On the movie :
Numéro Deux, by Jean-Luc Godard and Anne-Marie Miéville, is a 1975 experimental film about a young family in a social housing complex in France. The film’s distinct style involves presenting two images on screen simultaneously, leading to multiple interpretations of the story and to comments on the film-making and editing process.
The film is divided into two parts. For the first third of the movie, Godard discusses what it takes to make a film (money) and describes how he got the money. In the second part, the remaining two thirds, each character in the story discusses their quotidian experiences through dialogue which is primarily poetic, and secondarily political.
Numéro deux begins with a long monologue by Jean-Luc Godard, in an editing suite. Godard discusses his move to a smaller place from Paris, the finances required to make a film and alludes to the relationship between machines and people, bodies as factories and landscapes and the idea that a film studio is a factory in which he is both worker and the boss. He says that creating his movies has become like working in a factory for him: “Now there are only machines. I am the boss, but I am also the worker. There are other factories: in Los Angeles, called Fox and Metro, in Moscow, in Algeria.” During this opening sequence of the film, we are presented with television monitors featuring characters who will return in the main section later on. They remain enigmatic at this stage.
The film carries these same nominally contradictory themes to observe the life of the sexuality and economics in a middle-class family in a social housing complex in France. The wife complains of her constipation (her inability to make a ‘number two,’ alluded to in the title) to her children. When the husband discovers that she has slept with another man, he takes his revenge her by sodomizing her, which only makes her constipation worse. During this sex, they realize that their daughter has been watching them. They discuss this it complacently. The family shares the same preoccupations in more earthy ways: a woman’s body is described as electricity, charging up and decharging. The bodies of the father and the mother are landscapes for factories. Sexual activity is predicated on what happens at work; sex is work when it becomes something for a child to watch.

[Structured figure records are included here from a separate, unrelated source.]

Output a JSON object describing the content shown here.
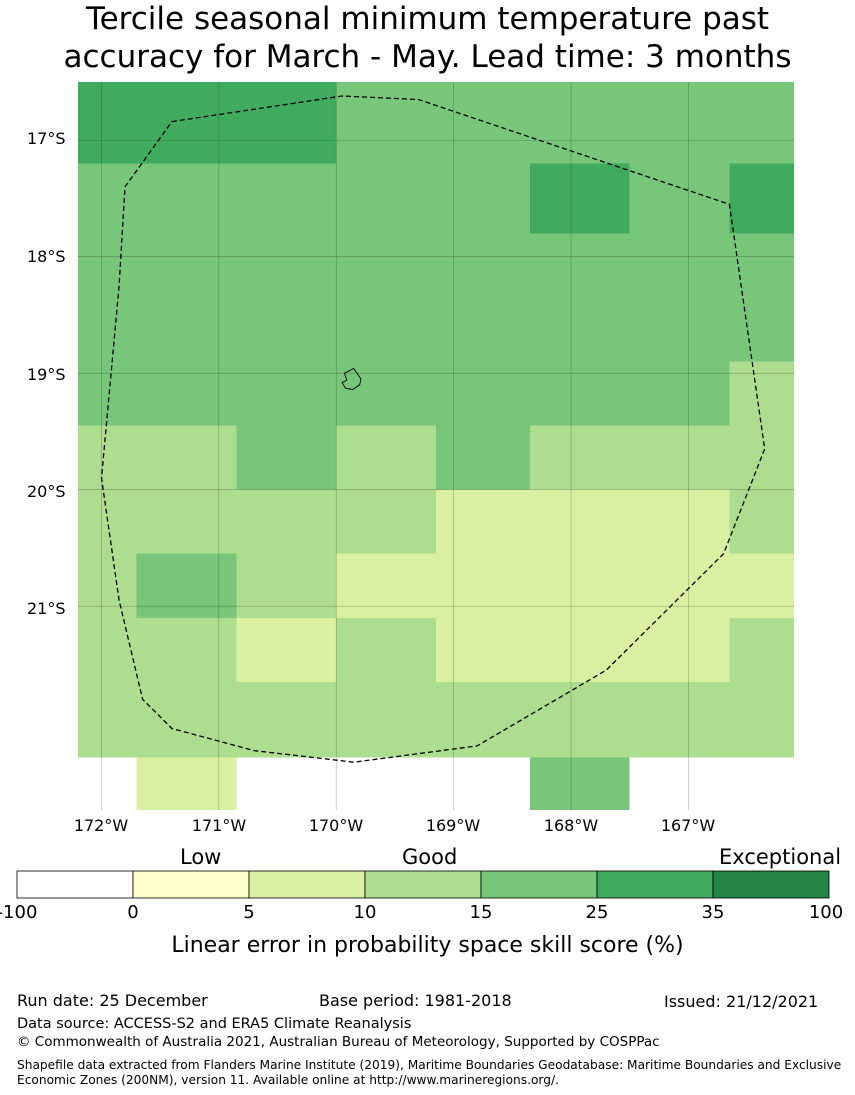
{
  "title": {
    "line1": "Tercile seasonal minimum temperature past",
    "line2": "accuracy for March - May. Lead time: 3 months"
  },
  "map": {
    "lat_labels": [
      "17°S",
      "18°S",
      "19°S",
      "20°S",
      "21°S"
    ],
    "lon_labels": [
      "172°W",
      "171°W",
      "170°W",
      "169°W",
      "168°W",
      "167°W"
    ],
    "grid_cells": [
      {
        "lon": [
          -172.2,
          -170.0
        ],
        "lat": [
          -16.5,
          -17.2
        ],
        "cat": "25-35"
      },
      {
        "lon": [
          -170.0,
          -166.1
        ],
        "lat": [
          -16.5,
          -17.2
        ],
        "cat": "15-25"
      },
      {
        "lon": [
          -172.2,
          -168.35
        ],
        "lat": [
          -17.2,
          -17.8
        ],
        "cat": "15-25"
      },
      {
        "lon": [
          -168.35,
          -167.5
        ],
        "lat": [
          -17.2,
          -17.8
        ],
        "cat": "25-35"
      },
      {
        "lon": [
          -167.5,
          -166.65
        ],
        "lat": [
          -17.2,
          -17.8
        ],
        "cat": "15-25"
      },
      {
        "lon": [
          -166.65,
          -166.1
        ],
        "lat": [
          -17.2,
          -17.8
        ],
        "cat": "25-35"
      },
      {
        "lon": [
          -172.2,
          -166.1
        ],
        "lat": [
          -17.8,
          -18.9
        ],
        "cat": "15-25"
      },
      {
        "lon": [
          -172.2,
          -166.65
        ],
        "lat": [
          -18.9,
          -19.45
        ],
        "cat": "15-25"
      },
      {
        "lon": [
          -166.65,
          -166.1
        ],
        "lat": [
          -18.9,
          -19.45
        ],
        "cat": "10-15"
      },
      {
        "lon": [
          -172.2,
          -170.85
        ],
        "lat": [
          -19.45,
          -20.0
        ],
        "cat": "10-15"
      },
      {
        "lon": [
          -170.85,
          -170.0
        ],
        "lat": [
          -19.45,
          -20.0
        ],
        "cat": "15-25"
      },
      {
        "lon": [
          -170.0,
          -169.15
        ],
        "lat": [
          -19.45,
          -20.0
        ],
        "cat": "10-15"
      },
      {
        "lon": [
          -169.15,
          -168.35
        ],
        "lat": [
          -19.45,
          -20.0
        ],
        "cat": "15-25"
      },
      {
        "lon": [
          -168.35,
          -166.1
        ],
        "lat": [
          -19.45,
          -20.0
        ],
        "cat": "10-15"
      },
      {
        "lon": [
          -172.2,
          -169.15
        ],
        "lat": [
          -20.0,
          -20.55
        ],
        "cat": "10-15"
      },
      {
        "lon": [
          -169.15,
          -166.65
        ],
        "lat": [
          -20.0,
          -20.55
        ],
        "cat": "5-10"
      },
      {
        "lon": [
          -166.65,
          -166.1
        ],
        "lat": [
          -20.0,
          -20.55
        ],
        "cat": "10-15"
      },
      {
        "lon": [
          -172.2,
          -171.7
        ],
        "lat": [
          -20.55,
          -21.1
        ],
        "cat": "10-15"
      },
      {
        "lon": [
          -171.7,
          -170.85
        ],
        "lat": [
          -20.55,
          -21.1
        ],
        "cat": "15-25"
      },
      {
        "lon": [
          -170.85,
          -170.0
        ],
        "lat": [
          -20.55,
          -21.1
        ],
        "cat": "10-15"
      },
      {
        "lon": [
          -170.0,
          -166.1
        ],
        "lat": [
          -20.55,
          -21.1
        ],
        "cat": "5-10"
      },
      {
        "lon": [
          -172.2,
          -170.85
        ],
        "lat": [
          -21.1,
          -21.65
        ],
        "cat": "10-15"
      },
      {
        "lon": [
          -170.85,
          -170.0
        ],
        "lat": [
          -21.1,
          -21.65
        ],
        "cat": "5-10"
      },
      {
        "lon": [
          -170.0,
          -169.15
        ],
        "lat": [
          -21.1,
          -21.65
        ],
        "cat": "10-15"
      },
      {
        "lon": [
          -169.15,
          -166.65
        ],
        "lat": [
          -21.1,
          -21.65
        ],
        "cat": "5-10"
      },
      {
        "lon": [
          -166.65,
          -166.1
        ],
        "lat": [
          -21.1,
          -21.65
        ],
        "cat": "10-15"
      },
      {
        "lon": [
          -172.2,
          -166.1
        ],
        "lat": [
          -21.65,
          -22.3
        ],
        "cat": "10-15"
      },
      {
        "lon": [
          -171.7,
          -170.85
        ],
        "lat": [
          -22.3,
          -22.75
        ],
        "cat": "5-10"
      },
      {
        "lon": [
          -168.35,
          -167.5
        ],
        "lat": [
          -22.3,
          -22.75
        ],
        "cat": "15-25"
      }
    ],
    "eez_boundary": [
      [
        -171.4,
        -16.84
      ],
      [
        -169.95,
        -16.62
      ],
      [
        -169.3,
        -16.65
      ],
      [
        -166.65,
        -17.55
      ],
      [
        -166.35,
        -19.65
      ],
      [
        -166.7,
        -20.55
      ],
      [
        -167.7,
        -21.55
      ],
      [
        -168.8,
        -22.2
      ],
      [
        -169.85,
        -22.34
      ],
      [
        -170.7,
        -22.24
      ],
      [
        -171.4,
        -22.05
      ],
      [
        -171.65,
        -21.8
      ],
      [
        -171.85,
        -20.95
      ],
      [
        -172.0,
        -19.9
      ],
      [
        -171.85,
        -18.25
      ],
      [
        -171.8,
        -17.4
      ],
      [
        -171.4,
        -16.84
      ]
    ],
    "island": [
      [
        -169.93,
        -19.0
      ],
      [
        -169.85,
        -18.96
      ],
      [
        -169.79,
        -19.05
      ],
      [
        -169.8,
        -19.1
      ],
      [
        -169.86,
        -19.14
      ],
      [
        -169.92,
        -19.13
      ],
      [
        -169.95,
        -19.08
      ],
      [
        -169.91,
        -19.06
      ],
      [
        -169.93,
        -19.0
      ]
    ]
  },
  "colors": {
    "-100-0": "#ffffff",
    "0-5": "#ffffcc",
    "5-10": "#d9f0a3",
    "10-15": "#addd8e",
    "15-25": "#78c679",
    "25-35": "#41ab5d",
    "35-100": "#238443"
  },
  "colorbar": {
    "categories": [
      "Low",
      "Good",
      "Exceptional"
    ],
    "ticks": [
      "-100",
      "0",
      "5",
      "10",
      "15",
      "25",
      "35",
      "100"
    ],
    "bins": [
      "-100-0",
      "0-5",
      "5-10",
      "10-15",
      "15-25",
      "25-35",
      "35-100"
    ],
    "label": "Linear error in probability space skill score (%)"
  },
  "footer": {
    "run_date": "Run date: 25 December",
    "base_period": "Base period: 1981-2018",
    "issued": "Issued: 21/12/2021",
    "data_source": "Data source: ACCESS-S2 and ERA5 Climate Reanalysis",
    "copyright": "© Commonwealth of Australia 2021, Australian Bureau of Meteorology, Supported by COSPPac",
    "shapefile_line1": "Shapefile data extracted from Flanders Marine Institute (2019), Maritime Boundaries Geodatabase: Maritime Boundaries and Exclusive",
    "shapefile_line2": "Economic Zones (200NM), version 11. Available online at http://www.marineregions.org/."
  }
}
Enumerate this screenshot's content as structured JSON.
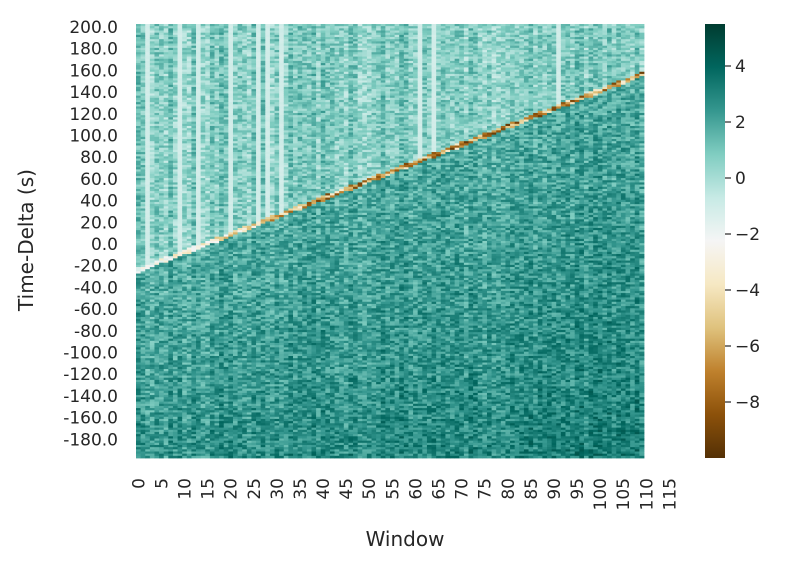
{
  "chart_data": {
    "type": "heatmap",
    "title": "",
    "xlabel": "Window",
    "ylabel": "Time-Delta (s)",
    "x_tick_labels": [
      "0",
      "5",
      "10",
      "15",
      "20",
      "25",
      "30",
      "35",
      "40",
      "45",
      "50",
      "55",
      "60",
      "65",
      "70",
      "75",
      "80",
      "85",
      "90",
      "95",
      "100",
      "105",
      "110",
      "115"
    ],
    "y_tick_labels": [
      "200.0",
      "180.0",
      "160.0",
      "140.0",
      "120.0",
      "100.0",
      "80.0",
      "60.0",
      "40.0",
      "20.0",
      "0.0",
      "-20.0",
      "-40.0",
      "-60.0",
      "-80.0",
      "-100.0",
      "-120.0",
      "-140.0",
      "-160.0",
      "-180.0"
    ],
    "n_windows": 110,
    "y_range": [
      -200,
      200
    ],
    "colormap": "BrBG",
    "colorbar": {
      "range": [
        -10,
        5.5
      ],
      "tick_labels": [
        "4",
        "2",
        "0",
        "−2",
        "−4",
        "−6",
        "−8"
      ],
      "tick_values": [
        4,
        2,
        0,
        -2,
        -4,
        -6,
        -8
      ]
    },
    "ridge": {
      "description_values": "dark brown diagonal band of strongly negative values",
      "start": {
        "window": 0,
        "delta": -27
      },
      "end": {
        "window": 110,
        "delta": 155
      }
    },
    "value_levels": {
      "background_above_ridge": 0.5,
      "background_below_ridge": 1.8,
      "ridge_min": -9.5
    }
  }
}
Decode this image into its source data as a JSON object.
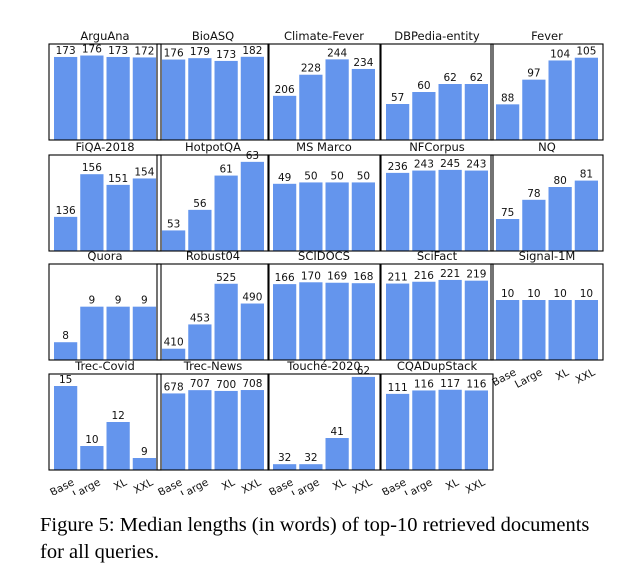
{
  "caption": "Figure 5: Median lengths (in words) of top-10 retrieved documents for all queries.",
  "chart_data": {
    "type": "bar",
    "categories": [
      "Base",
      "Large",
      "XL",
      "XXL"
    ],
    "bar_color": "#6495ed",
    "panels": [
      {
        "title": "ArguAna",
        "values": [
          173,
          176,
          173,
          172
        ],
        "ylim": [
          0,
          200
        ]
      },
      {
        "title": "BioASQ",
        "values": [
          176,
          179,
          173,
          182
        ],
        "ylim": [
          0,
          210
        ]
      },
      {
        "title": "Climate-Fever",
        "values": [
          206,
          228,
          244,
          234
        ],
        "ylim": [
          160,
          260
        ]
      },
      {
        "title": "DBPedia-entity",
        "values": [
          57,
          60,
          62,
          62
        ],
        "ylim": [
          48,
          72
        ]
      },
      {
        "title": "Fever",
        "values": [
          88,
          97,
          104,
          105
        ],
        "ylim": [
          75,
          110
        ]
      },
      {
        "title": "FiQA-2018",
        "values": [
          136,
          156,
          151,
          154
        ],
        "ylim": [
          120,
          165
        ]
      },
      {
        "title": "HotpotQA",
        "values": [
          53,
          56,
          61,
          63
        ],
        "ylim": [
          50,
          64
        ]
      },
      {
        "title": "MS Marco",
        "values": [
          49,
          50,
          50,
          50
        ],
        "ylim": [
          0,
          70
        ]
      },
      {
        "title": "NFCorpus",
        "values": [
          236,
          243,
          245,
          243
        ],
        "ylim": [
          0,
          290
        ]
      },
      {
        "title": "NQ",
        "values": [
          75,
          78,
          80,
          81
        ],
        "ylim": [
          70,
          85
        ]
      },
      {
        "title": "Quora",
        "values": [
          8,
          9,
          9,
          9
        ],
        "ylim": [
          7.5,
          10.2
        ]
      },
      {
        "title": "Robust04",
        "values": [
          410,
          453,
          525,
          490
        ],
        "ylim": [
          390,
          560
        ]
      },
      {
        "title": "SCIDOCS",
        "values": [
          166,
          170,
          169,
          168
        ],
        "ylim": [
          0,
          210
        ]
      },
      {
        "title": "SciFact",
        "values": [
          211,
          216,
          221,
          219
        ],
        "ylim": [
          0,
          265
        ]
      },
      {
        "title": "Signal-1M",
        "values": [
          10,
          10,
          10,
          10
        ],
        "ylim": [
          0,
          16
        ]
      },
      {
        "title": "Trec-Covid",
        "values": [
          15,
          10,
          12,
          9
        ],
        "ylim": [
          8,
          16
        ]
      },
      {
        "title": "Trec-News",
        "values": [
          678,
          707,
          700,
          708
        ],
        "ylim": [
          0,
          850
        ]
      },
      {
        "title": "Touché-2020",
        "values": [
          32,
          32,
          41,
          62
        ],
        "ylim": [
          30,
          63
        ]
      },
      {
        "title": "CQADupStack",
        "values": [
          111,
          116,
          117,
          116
        ],
        "ylim": [
          0,
          140
        ]
      }
    ]
  }
}
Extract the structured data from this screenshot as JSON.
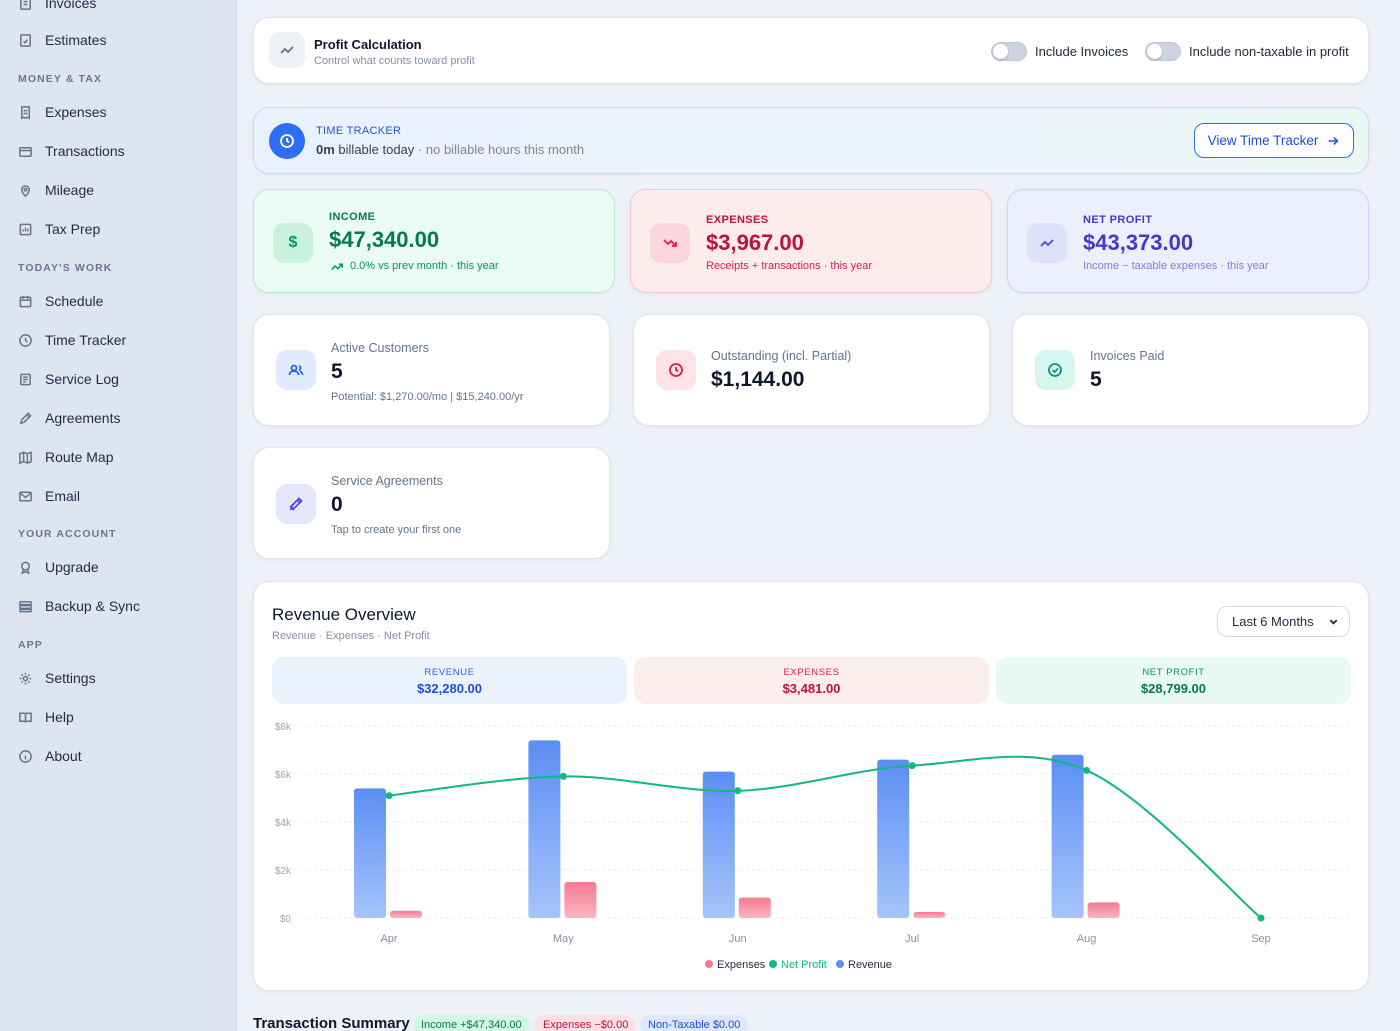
{
  "sidebar": {
    "items": [
      {
        "label": "Invoices",
        "icon": "invoice-icon"
      },
      {
        "label": "Estimates",
        "icon": "estimate-icon"
      },
      {
        "label": "Expenses",
        "icon": "receipt-icon"
      },
      {
        "label": "Transactions",
        "icon": "card-icon"
      },
      {
        "label": "Mileage",
        "icon": "pin-icon"
      },
      {
        "label": "Tax Prep",
        "icon": "tax-icon"
      },
      {
        "label": "Schedule",
        "icon": "calendar-icon"
      },
      {
        "label": "Time Tracker",
        "icon": "clock-icon"
      },
      {
        "label": "Service Log",
        "icon": "log-icon"
      },
      {
        "label": "Agreements",
        "icon": "pen-icon"
      },
      {
        "label": "Route Map",
        "icon": "map-icon"
      },
      {
        "label": "Email",
        "icon": "mail-icon"
      },
      {
        "label": "Upgrade",
        "icon": "badge-icon"
      },
      {
        "label": "Backup & Sync",
        "icon": "database-icon"
      },
      {
        "label": "Settings",
        "icon": "gear-icon"
      },
      {
        "label": "Help",
        "icon": "book-icon"
      },
      {
        "label": "About",
        "icon": "info-icon"
      }
    ],
    "sections": {
      "money_tax": "MONEY & TAX",
      "todays_work": "TODAY'S WORK",
      "your_account": "YOUR ACCOUNT",
      "app": "APP"
    }
  },
  "profit_calc": {
    "title": "Profit Calculation",
    "subtitle": "Control what counts toward profit",
    "toggle_invoices": "Include Invoices",
    "toggle_non_taxable": "Include non-taxable in profit",
    "toggle_invoices_on": false,
    "toggle_non_taxable_on": false
  },
  "time_tracker": {
    "label": "TIME TRACKER",
    "hours": "0m",
    "billable_text": "billable today",
    "note": "· no billable hours this month",
    "button": "View Time Tracker"
  },
  "stats": {
    "income": {
      "label": "INCOME",
      "value": "$47,340.00",
      "sub": "0.0% vs prev month · this year"
    },
    "expenses": {
      "label": "EXPENSES",
      "value": "$3,967.00",
      "sub": "Receipts + transactions · this year"
    },
    "net_profit": {
      "label": "NET PROFIT",
      "value": "$43,373.00",
      "sub": "Income − taxable expenses · this year"
    }
  },
  "metrics": {
    "active_customers": {
      "label": "Active Customers",
      "value": "5",
      "sub": "Potential: $1,270.00/mo | $15,240.00/yr"
    },
    "outstanding": {
      "label": "Outstanding (incl. Partial)",
      "value": "$1,144.00"
    },
    "invoices_paid": {
      "label": "Invoices Paid",
      "value": "5"
    },
    "service_agreements": {
      "label": "Service Agreements",
      "value": "0",
      "sub": "Tap to create your first one"
    }
  },
  "revenue_overview": {
    "title": "Revenue Overview",
    "subtitle": "Revenue · Expenses · Net Profit",
    "range": "Last 6 Months",
    "revenue_label": "REVENUE",
    "revenue_value": "$32,280.00",
    "expenses_label": "EXPENSES",
    "expenses_value": "$3,481.00",
    "net_label": "NET PROFIT",
    "net_value": "$28,799.00"
  },
  "chart_data": {
    "type": "bar",
    "categories": [
      "Apr",
      "May",
      "Jun",
      "Jul",
      "Aug",
      "Sep"
    ],
    "y_ticks": [
      "$0",
      "$2k",
      "$4k",
      "$6k",
      "$8k"
    ],
    "ylim": [
      0,
      8000
    ],
    "grid": true,
    "legend_position": "bottom",
    "series": [
      {
        "name": "Revenue",
        "type": "bar",
        "color": "#5b8ef4",
        "values": [
          5400,
          7400,
          6100,
          6600,
          6800,
          0
        ]
      },
      {
        "name": "Expenses",
        "type": "bar",
        "color": "#f47a8f",
        "values": [
          300,
          1500,
          850,
          250,
          650,
          0
        ]
      },
      {
        "name": "Net Profit",
        "type": "line",
        "color": "#10b981",
        "values": [
          5100,
          5900,
          5300,
          6350,
          6150,
          0
        ]
      }
    ],
    "legend": [
      "Expenses",
      "Net Profit",
      "Revenue"
    ]
  },
  "transaction_summary": {
    "title": "Transaction Summary",
    "income_tag": "Income +$47,340.00",
    "expenses_tag": "Expenses −$0.00",
    "non_taxable_tag": "Non-Taxable $0.00"
  }
}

Godard, and later in the story, Sandrine and Pierre, describe these things as not being contradictory, but flowing from one to another through the word “and”. For example, a woman is a landscape and a factory, the film is neither political nor pornographic, it is both. In one sequence, mother and daughter cavort around in the living room at lunch time – the mother wearing nothing but an untied robe and the daughter in underwear – while the son toys with his meal in the kitchen and holds his head in boredom. Sandrine says: Pleasure is complicated, whereas pain is simple. Finding pleasure in pain or oppression leads to fascism, she states. (Le plaisir, c’est pas simple. C’est l’angoisse qui est simple, pas le plaisir. C’est le chômage qui est simple, pas le plaisir. Quand il y a du plaisir à être chômeur, alors c’est le fascisme qui s’installe.)
Sandrine and Pierre’s family is “observed” by static cameras installed in rooms of an apartment, that were later played back and recorded on 35 mm film. The opening sequence of the film is at full-screen resolution (having been filmed on 35 mm camera directly) but the scenes in the apartment often take up only a small portion of the screen, and play off each other. The editing process – what is shown, what is cut, what is put together, is central to the film. This technique refers to the editing process (where the editor sees the sequences that will be cut together side by side, prior to creating the artifice of an edit) (Speaking About Godard By Kaja Silverman, Harun Farocki, p. 142). The sound design emphasises the outside noises (birds singing, children playing) over the people’s dialogue, giving the effect of the outside world coming in, affecting what occurs in the home.
Sandrine and Pierre, as well as their children, discuss sex. Sex is a tool for oppression (in the sense that it can be given or taken away) and a source of pleasure and pain. The children participate in discussions about sex and body parts, and comment on it. Vanessa states: “Sometimes what my parents do is pretty, sometimes it’s caca.”